Vanessa Agard-Jones
Assistant Professor of Anthropology, Columbia University
Vanessa Agard-Jones is Assistant Professor of Anthropology at Columbia University, where she maintains affiliations with the Institute for Research on Women, Gender and Sexuality, the Center for Science and Society, the Earth Institute, and the Department of African American and African Diaspora Studies. At its most expansive, Agard-Jones’ work asks how coloniality is made material: in social forms, in human and nonhuman bodies, and in the landscapes in which we live. With a focus on Black life in the Atlantic world, she conducts historical and ethnographic research on racialization, environmental degradation and the politics of gender and sexuality. In Body Burdens: Toxic Endurance and Decolonial Desire in the French Atlantic (in preparation), Agard-Jones reframes the concept of body burden to account for the accretion of toxicities in Martinique, a French territory in the Caribbean.
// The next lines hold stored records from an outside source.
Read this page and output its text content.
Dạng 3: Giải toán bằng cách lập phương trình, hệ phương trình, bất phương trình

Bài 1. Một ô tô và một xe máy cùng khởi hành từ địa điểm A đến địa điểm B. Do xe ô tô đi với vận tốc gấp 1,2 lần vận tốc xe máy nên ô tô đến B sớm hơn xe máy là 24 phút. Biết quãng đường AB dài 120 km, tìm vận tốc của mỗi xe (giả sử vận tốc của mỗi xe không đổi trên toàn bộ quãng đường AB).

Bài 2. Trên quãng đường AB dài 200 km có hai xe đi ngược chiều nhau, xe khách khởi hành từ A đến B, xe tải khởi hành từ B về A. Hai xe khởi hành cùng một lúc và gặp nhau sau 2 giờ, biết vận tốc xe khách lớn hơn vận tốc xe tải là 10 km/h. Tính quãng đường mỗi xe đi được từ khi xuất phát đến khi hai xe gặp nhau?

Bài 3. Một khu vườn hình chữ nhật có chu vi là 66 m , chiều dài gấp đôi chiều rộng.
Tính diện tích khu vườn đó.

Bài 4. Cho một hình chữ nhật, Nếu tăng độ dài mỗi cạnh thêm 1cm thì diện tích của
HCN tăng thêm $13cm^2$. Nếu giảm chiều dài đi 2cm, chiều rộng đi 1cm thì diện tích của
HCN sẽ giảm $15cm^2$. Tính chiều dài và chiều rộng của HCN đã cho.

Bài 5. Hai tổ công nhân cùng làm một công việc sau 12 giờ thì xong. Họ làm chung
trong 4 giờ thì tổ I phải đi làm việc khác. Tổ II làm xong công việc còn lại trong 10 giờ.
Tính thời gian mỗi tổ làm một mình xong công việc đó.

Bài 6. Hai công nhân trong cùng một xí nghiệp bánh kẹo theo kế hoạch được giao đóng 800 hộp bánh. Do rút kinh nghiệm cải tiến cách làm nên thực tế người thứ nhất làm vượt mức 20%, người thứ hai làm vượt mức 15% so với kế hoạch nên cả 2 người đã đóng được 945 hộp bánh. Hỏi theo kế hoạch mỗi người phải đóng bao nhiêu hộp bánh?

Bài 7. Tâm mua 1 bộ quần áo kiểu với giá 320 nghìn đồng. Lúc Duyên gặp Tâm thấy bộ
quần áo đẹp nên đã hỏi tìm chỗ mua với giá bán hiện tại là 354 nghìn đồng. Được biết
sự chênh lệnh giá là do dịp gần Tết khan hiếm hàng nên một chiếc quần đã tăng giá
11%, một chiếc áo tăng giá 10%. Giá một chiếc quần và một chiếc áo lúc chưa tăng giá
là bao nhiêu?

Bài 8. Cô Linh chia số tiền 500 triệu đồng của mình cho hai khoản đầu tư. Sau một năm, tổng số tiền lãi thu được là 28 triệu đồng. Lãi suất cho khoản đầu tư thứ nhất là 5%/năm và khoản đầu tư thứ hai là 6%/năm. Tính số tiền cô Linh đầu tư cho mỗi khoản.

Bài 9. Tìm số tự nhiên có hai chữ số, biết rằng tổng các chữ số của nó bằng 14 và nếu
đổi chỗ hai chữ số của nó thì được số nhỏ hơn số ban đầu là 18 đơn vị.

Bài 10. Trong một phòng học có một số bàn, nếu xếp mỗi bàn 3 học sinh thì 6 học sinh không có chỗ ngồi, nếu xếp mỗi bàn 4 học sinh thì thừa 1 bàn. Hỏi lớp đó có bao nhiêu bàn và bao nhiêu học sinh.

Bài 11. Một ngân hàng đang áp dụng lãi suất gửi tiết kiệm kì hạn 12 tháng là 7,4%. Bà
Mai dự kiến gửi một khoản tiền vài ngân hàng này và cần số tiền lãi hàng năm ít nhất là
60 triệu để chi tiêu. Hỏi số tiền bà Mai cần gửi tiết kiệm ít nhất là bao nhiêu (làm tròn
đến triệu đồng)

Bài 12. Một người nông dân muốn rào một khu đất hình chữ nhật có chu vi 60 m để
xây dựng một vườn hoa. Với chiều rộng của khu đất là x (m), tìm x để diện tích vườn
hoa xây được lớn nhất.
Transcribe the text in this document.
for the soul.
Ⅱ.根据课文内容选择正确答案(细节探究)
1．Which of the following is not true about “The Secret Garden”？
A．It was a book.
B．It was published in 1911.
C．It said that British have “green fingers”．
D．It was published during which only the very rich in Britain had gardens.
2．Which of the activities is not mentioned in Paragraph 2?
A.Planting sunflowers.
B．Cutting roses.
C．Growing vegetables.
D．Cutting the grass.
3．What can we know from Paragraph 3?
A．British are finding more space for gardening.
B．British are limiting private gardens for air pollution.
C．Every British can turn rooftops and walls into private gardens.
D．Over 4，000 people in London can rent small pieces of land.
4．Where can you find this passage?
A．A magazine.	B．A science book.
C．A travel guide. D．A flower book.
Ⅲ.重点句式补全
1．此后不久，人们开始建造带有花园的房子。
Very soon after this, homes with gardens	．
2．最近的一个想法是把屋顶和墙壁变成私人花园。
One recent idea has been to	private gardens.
Focused on material exposures to a pesticide called kepone/chlordécone and on immaterial exposures to racism, sexism, and homophobia, Body Burdens asks how contemporary debates about sovereignty on the island are articulated through the prism of ideas about porosity and contamination. Agard-Jones is a member of the Social Text Collective, Scholars for Social Justice and serves on the editorial boards of PoLAR: the Political and Legal Anthropology Review and Environment and Society: Advances in Research.